The first thing to understand about the war between Russia and Georgia is that Georgia has lost. As Doug Muir explains, seizing South Ossetia required the quick severing, and then holding, of a single key route leading from the Caucasus peaks to the South Ossetian capital of Tskhinvali. A look at the terrain tells the tale: Tskhinvali’s north side is to the mountains, and its south faces toward a broad plain in which the Georgians already controlled the major routes. As an operational problem, the solution was self-evident. Seize the north-south route to Tskhinvali, and the conquest of South Ossetia resolves into an exercise in alpine insurgency – unpleasant but winnable.

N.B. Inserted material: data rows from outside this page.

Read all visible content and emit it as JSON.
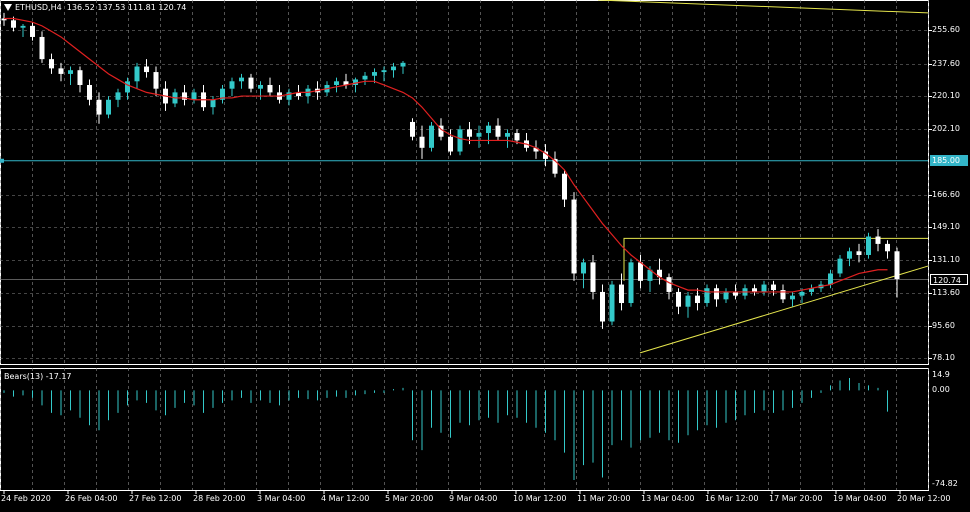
{
  "header": {
    "symbol": "ETHUSD,H4",
    "ohlc": "136.52 137.53 111.81 120.74"
  },
  "indicator": {
    "label": "Bears(13) -17.17",
    "scale_top": "14.9",
    "scale_zero": "0.00",
    "scale_bottom": "-74.82"
  },
  "price_axis": [
    "255.60",
    "237.60",
    "220.10",
    "202.10",
    "166.60",
    "149.10",
    "131.10",
    "113.60",
    "95.60",
    "78.10"
  ],
  "price_tags": {
    "level_line": "185.00",
    "current": "120.74"
  },
  "time_axis": [
    "24 Feb 2020",
    "26 Feb 04:00",
    "27 Feb 12:00",
    "28 Feb 20:00",
    "3 Mar 04:00",
    "4 Mar 12:00",
    "5 Mar 20:00",
    "9 Mar 04:00",
    "10 Mar 12:00",
    "11 Mar 20:00",
    "13 Mar 04:00",
    "16 Mar 12:00",
    "17 Mar 20:00",
    "19 Mar 04:00",
    "20 Mar 12:00"
  ],
  "colors": {
    "bull": "#33c9c9",
    "bear": "#ffffff",
    "ma": "#e02020",
    "trend": "#e6e64d",
    "grid": "#8a8a8a",
    "level": "#33b5c8"
  },
  "chart_data": {
    "type": "candlestick",
    "title": "ETHUSD,H4",
    "ylim": [
      75,
      272
    ],
    "indicator_ylim": [
      -80,
      18
    ],
    "candles": [
      [
        262,
        265,
        258,
        261
      ],
      [
        261,
        263,
        255,
        257
      ],
      [
        257,
        259,
        252,
        258
      ],
      [
        258,
        260,
        250,
        252
      ],
      [
        252,
        255,
        238,
        240
      ],
      [
        240,
        243,
        232,
        235
      ],
      [
        235,
        238,
        228,
        232
      ],
      [
        232,
        236,
        226,
        234
      ],
      [
        234,
        236,
        222,
        226
      ],
      [
        226,
        229,
        215,
        218
      ],
      [
        218,
        222,
        205,
        210
      ],
      [
        210,
        220,
        208,
        218
      ],
      [
        218,
        224,
        214,
        222
      ],
      [
        222,
        230,
        218,
        228
      ],
      [
        228,
        238,
        224,
        236
      ],
      [
        236,
        240,
        230,
        233
      ],
      [
        233,
        236,
        220,
        224
      ],
      [
        224,
        228,
        212,
        216
      ],
      [
        216,
        224,
        214,
        222
      ],
      [
        222,
        226,
        215,
        218
      ],
      [
        218,
        224,
        216,
        222
      ],
      [
        222,
        226,
        212,
        214
      ],
      [
        214,
        220,
        210,
        218
      ],
      [
        218,
        226,
        216,
        224
      ],
      [
        224,
        230,
        220,
        228
      ],
      [
        228,
        232,
        224,
        230
      ],
      [
        230,
        232,
        222,
        224
      ],
      [
        224,
        228,
        218,
        226
      ],
      [
        226,
        230,
        220,
        222
      ],
      [
        222,
        226,
        216,
        218
      ],
      [
        218,
        224,
        215,
        222
      ],
      [
        222,
        226,
        218,
        220
      ],
      [
        220,
        226,
        216,
        224
      ],
      [
        224,
        228,
        218,
        222
      ],
      [
        222,
        228,
        220,
        226
      ],
      [
        226,
        230,
        222,
        228
      ],
      [
        228,
        232,
        224,
        226
      ],
      [
        226,
        230,
        222,
        229
      ],
      [
        229,
        233,
        226,
        231
      ],
      [
        231,
        235,
        227,
        233
      ],
      [
        233,
        236,
        228,
        234
      ],
      [
        234,
        238,
        230,
        236
      ],
      [
        236,
        239,
        232,
        238
      ],
      [
        206,
        208,
        196,
        198
      ],
      [
        198,
        204,
        186,
        192
      ],
      [
        192,
        206,
        190,
        204
      ],
      [
        204,
        208,
        196,
        198
      ],
      [
        198,
        202,
        188,
        190
      ],
      [
        190,
        204,
        188,
        202
      ],
      [
        202,
        206,
        194,
        198
      ],
      [
        198,
        204,
        192,
        200
      ],
      [
        200,
        206,
        194,
        204
      ],
      [
        204,
        208,
        196,
        198
      ],
      [
        198,
        202,
        192,
        200
      ],
      [
        200,
        202,
        194,
        196
      ],
      [
        196,
        200,
        190,
        192
      ],
      [
        192,
        196,
        186,
        190
      ],
      [
        190,
        194,
        182,
        186
      ],
      [
        186,
        190,
        176,
        178
      ],
      [
        178,
        180,
        160,
        164
      ],
      [
        164,
        168,
        120,
        124
      ],
      [
        124,
        132,
        116,
        130
      ],
      [
        130,
        134,
        110,
        114
      ],
      [
        114,
        118,
        94,
        98
      ],
      [
        98,
        120,
        96,
        118
      ],
      [
        118,
        124,
        104,
        108
      ],
      [
        108,
        132,
        106,
        130
      ],
      [
        130,
        134,
        116,
        120
      ],
      [
        120,
        128,
        114,
        126
      ],
      [
        126,
        132,
        118,
        122
      ],
      [
        122,
        124,
        110,
        114
      ],
      [
        114,
        116,
        102,
        106
      ],
      [
        106,
        114,
        100,
        112
      ],
      [
        112,
        116,
        104,
        108
      ],
      [
        108,
        118,
        106,
        116
      ],
      [
        116,
        118,
        106,
        110
      ],
      [
        110,
        116,
        108,
        114
      ],
      [
        114,
        118,
        110,
        112
      ],
      [
        112,
        118,
        110,
        116
      ],
      [
        116,
        118,
        112,
        114
      ],
      [
        114,
        120,
        112,
        118
      ],
      [
        118,
        120,
        112,
        115
      ],
      [
        115,
        118,
        108,
        110
      ],
      [
        110,
        114,
        106,
        112
      ],
      [
        112,
        116,
        108,
        114
      ],
      [
        114,
        118,
        112,
        116
      ],
      [
        116,
        120,
        114,
        118
      ],
      [
        118,
        126,
        116,
        124
      ],
      [
        124,
        134,
        122,
        132
      ],
      [
        132,
        138,
        128,
        136
      ],
      [
        136,
        140,
        130,
        134
      ],
      [
        134,
        146,
        132,
        144
      ],
      [
        144,
        148,
        136,
        140
      ],
      [
        140,
        142,
        132,
        136
      ],
      [
        136,
        138,
        111,
        121
      ]
    ],
    "ma": [
      262,
      262,
      261,
      260,
      258,
      255,
      252,
      248,
      244,
      240,
      236,
      232,
      229,
      226,
      224,
      222,
      221,
      220,
      219,
      219,
      218,
      218,
      218,
      219,
      219,
      220,
      220,
      220,
      220,
      220,
      221,
      222,
      222,
      223,
      224,
      225,
      226,
      227,
      228,
      228,
      226,
      224,
      222,
      219,
      214,
      208,
      202,
      199,
      197,
      196,
      196,
      196,
      196,
      196,
      195,
      194,
      192,
      189,
      185,
      180,
      172,
      165,
      158,
      151,
      145,
      139,
      134,
      130,
      126,
      122,
      119,
      117,
      115,
      115,
      114,
      114,
      114,
      114,
      114,
      114,
      114,
      114,
      114,
      114,
      115,
      116,
      117,
      118,
      120,
      122,
      124,
      125,
      126,
      126
    ],
    "bears": [
      -2,
      -5,
      -4,
      -6,
      -12,
      -18,
      -20,
      -16,
      -22,
      -28,
      -32,
      -24,
      -18,
      -12,
      -8,
      -10,
      -16,
      -20,
      -14,
      -10,
      -12,
      -18,
      -14,
      -10,
      -8,
      -6,
      -10,
      -8,
      -10,
      -12,
      -8,
      -6,
      -7,
      -8,
      -6,
      -5,
      -6,
      -4,
      -3,
      -2,
      -2,
      1,
      2,
      -40,
      -48,
      -30,
      -34,
      -38,
      -26,
      -28,
      -24,
      -22,
      -26,
      -20,
      -22,
      -26,
      -30,
      -34,
      -40,
      -50,
      -72,
      -60,
      -58,
      -70,
      -44,
      -40,
      -46,
      -40,
      -38,
      -34,
      -40,
      -42,
      -36,
      -32,
      -28,
      -30,
      -26,
      -24,
      -20,
      -18,
      -16,
      -18,
      -16,
      -14,
      -10,
      -6,
      -2,
      4,
      8,
      10,
      6,
      4,
      2,
      -17
    ]
  }
}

The Georgians did not get it done. Having failed to seize the Tskhinvali approach, the next best option is to interdict its traffic. Russian air power, which appeared to have a Georgia-wide romp in the past 24 hours, almost certainly renders this impossible. Here, then, is the circumstance that the Georgians face: their warmaking assets will only decline (the hasty recall of Georgia’s Iraq contingent notwithstanding), while Russian power in-theater will only grow. Georgia’s military has benefited from significant American training and equipment since 2002 – but it simply does not have the manpower to face down a Russian Army accustomed to victory through sheer mass.

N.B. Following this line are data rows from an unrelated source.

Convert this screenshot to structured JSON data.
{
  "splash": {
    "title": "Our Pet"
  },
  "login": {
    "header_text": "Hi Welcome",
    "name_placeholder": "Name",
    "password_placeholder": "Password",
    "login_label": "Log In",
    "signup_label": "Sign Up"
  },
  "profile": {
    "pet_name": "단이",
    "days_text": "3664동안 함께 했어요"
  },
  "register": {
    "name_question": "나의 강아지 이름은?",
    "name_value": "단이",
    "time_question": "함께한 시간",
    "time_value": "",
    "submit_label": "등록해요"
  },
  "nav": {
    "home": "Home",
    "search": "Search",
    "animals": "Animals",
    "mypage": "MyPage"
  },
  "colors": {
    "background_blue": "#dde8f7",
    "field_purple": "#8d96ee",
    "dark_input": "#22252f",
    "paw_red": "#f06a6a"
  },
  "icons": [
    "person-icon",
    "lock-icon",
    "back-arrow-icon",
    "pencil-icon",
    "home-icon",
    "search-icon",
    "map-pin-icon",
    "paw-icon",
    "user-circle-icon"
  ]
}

The real question for Georgia, then, is not whether is will win or lose – it has already lost – but how bad its loss will be. The worst case scenario is a Russian occupation and annexation. Fortunately for the Georgians, that’s also the least likely. Less unlikely is some sort of Russian occupation coupled with a Russian-driven regime change that puts Georgian President Mikheil Saakashvili on the street – if he’s lucky. This might not be the tragedy for Georgia it seems, given Saakashvili’s rather astonishing incompetent gamble in leading the country into the present war. Most likely is that the Russians fully occupy South Ossetia, along with the other secessionist region of Georgia, Abkhazia; declare them both independent or somehow annexed; and thoroughly punish the Georgians with a countrywide air campaign targeting what meager infrastructure there is. Georgia at war’s end – which may well be mere days away – will be definitively dismembered, and smoldering in body and heart.
So much for the probable outcome. What remains is what, if anything, America should do. The policy reflex, certainly, is to blame the Russians for this catastrophe, and act accordingly. Indeed, the Russians bear much blame – not least for their Kuwaiti-tanker stratagem with South Ossetia’s residents, who were issued Russian passports freely so Moscow might have a pretext to intervene. Yet if the Russians acted with malice, the Georgians under Saakashvili acted with stupidity. The separation of South Ossetia rankles the good Georgian nationalist’s heart – but that’s about it. South Ossetia’s economy barely deserves the name: to paraphrase Muir, it’s populated by peasants who drive sheep uphill in summer, and downhill in winter. It did not enrich Georgia, nor do its people want to be Georgian – and if Georgia wishes to claim it nonetheless, there is still no urgency to the task. A smart Georgian government would have brought Georgia to some meaningful prosperity over the years, and left the impoverished Ossetians demanding for reunion with a thriving nation. Biased though he may be, the Chairman of the Russia’s State Duma Security Committee, Vladimir Vasilyev, said it well:
Georgia could have used the years of Saakashvili’s presidency in different ways – to build up the economy, to develop the infrastructure, to solve social issues both in South Ossetia, Abkhazia and the whole state. Instead, the Georgian leadership with president Saakashvili undertook consistent steps to increase its military budget from $US 30 million to $US 1 billion – Georgia was preparing for a military action.
That Mikheil Saakashvili thought it better to have hundreds of young men die instead – by launching an attack upon a town garrisoned by Russians! – is a damning indictment of his judgment. No nation ought to base a policy, and still less an alliance, upon this unreliable actor.
If there is a rationale for American action, it lies in American self interest in showing that America’s friends may count upon it. Georgia fought alongside the US in Iraq, and there is some debt owed for that. In that vein, America might commit itselve to resupply – though not direct to forces in the field – and it might guarantee Georgian sovereignty, though not Georgian territorial integrity. Short of a threatened extermination of Georgia (which does not seem at issue), there is nothing at stake here to justify a US-Russia war. Those accustomed to invoking appeasement and Munich at moments of foreign crisis may recoil at this – but that historical parallel is barely applicable here. Russian Putinism, for all it rightly repels our moral sensibilities, is not an existential foe of the West like Nazism, Communism, or Islamism. Its advance is not intrinsically America’s loss.
Whether America’s policymaking apparatus will have the wisdom to discern this is another matter. The Secretary of State’s statement gives us some clue as to the outline of American policy, but what matters is the accompanying action. There is a rumor that the President will speak on this from Beijing shortly. Meanwhile, the war in the Caucasus goes on.